Much of the confusion and disagreement around 'what works' in mental health can be traced back to the erroneous idea that there must be one thing that really works. One thing that will really change your life and make everything OK.
You've heard something like this before, right? It's all about medication, or psychotherapy, or positive lifestyle changes, or coping skills, or removing systemic and psychosocial barriers. Just get that one thing right and everything else will fall into place.
The truth is that none of these things really work—at least not in isolation. What's closer to the truth is that mental health is much more like tower of unique Swiss cheese slices, where each slice has a unique pattern and distribution of holes; in other words, each slice is different from any other slice. A single layer of cheese will leave holes. A second layer will cover some of the space left by the first layer. A third layer will cover yet more of the space left by the first and second layers—and so on.
Think of each layer of Swiss cheese as a mental health intervention. Any individual layer will have at least some 'holes'; it will leave some 'space' not fully covered. Any individual layer, on its own, will fail to completely cover everything.

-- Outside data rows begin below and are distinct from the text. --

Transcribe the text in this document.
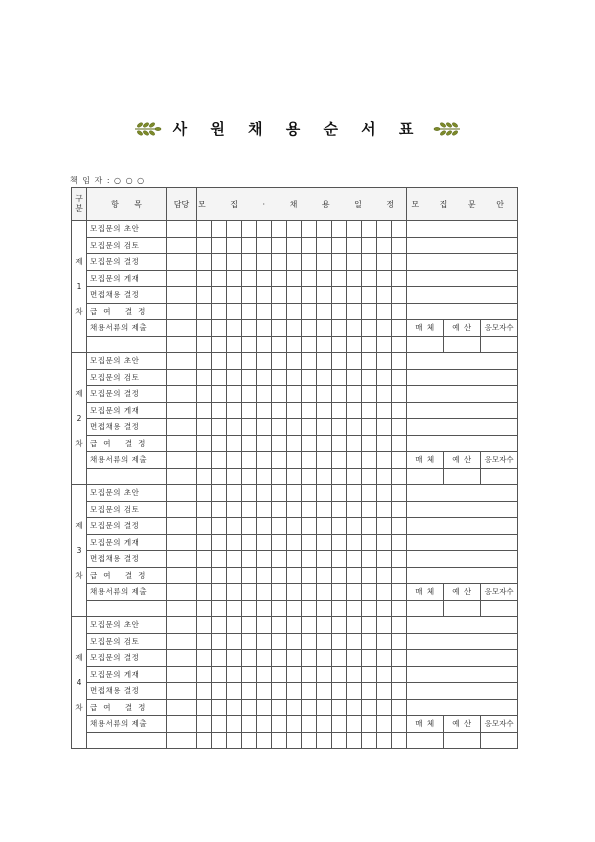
사 원 채 용 순 서 표
책 임 자 : ○ ○ ○
구분	항      목	담당	모 집 · 채 용 일 정														모 집 문 안		
제 1 차	모집문의 초안																		
	모집문의 검토																		
	모집문의 결정																		
	모집문의 게재																		
	면접채용 결정																		
	급여 결정																		
	채용서류의 제출																매 체	예 산	응모자수

제 2 차	모집문의 초안																		
	모집문의 검토																		
	모집문의 결정																		
	모집문의 게재																		
	면접채용 결정																		
	급여 결정																		
	채용서류의 제출																매 체	예 산	응모자수

제 3 차	모집문의 초안																		
	모집문의 검토																		
	모집문의 결정																		
	모집문의 게재																		
	면접채용 결정																		
	급여 결정																		
	채용서류의 제출																매 체	예 산	응모자수

제 4 차	모집문의 초안																		
	모집문의 검토																		
	모집문의 결정																		
	모집문의 게재																		
	면접채용 결정																		
	급여 결정																		
	채용서류의 제출																매 체	예 산	응모자수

Medication is a great example here: even the most effective pharmacotherapy can't address every facet of your mental health. At best, medication can help to stabilize extremely challenging symptoms and allow you to more effectively engage in activities necessary to daily living. (That's no small thing, by the way.) But medication can't help you to overcome ambivalence, resolve trauma, build coping skills, or make lasting behaviour changes in your life. Nor can it address systemic and psychosocial barriers you might be facing, such as housing, finances, education, and oppression. And it certainly can't automatically restructure your life by getting you to make changes to your diet, physical activity, sleep schedule, and social life.
But does that mean we should jettison medication entirely? Not at all. It's one of the slices, after all—but it has holes. The same is true of any other mental health intervention. In order to maximize your chances of recovery and long-term psychological health, you need to start stacking 'slices' of mental health interventions. Allow the slices to work together in filling the 'holes' and covering the 'space' left by any individual slice. The more slices you've got, the more area you're covering.
So, I guess what I'm saying is.... mental health is like a stack of Swiss cheese slices.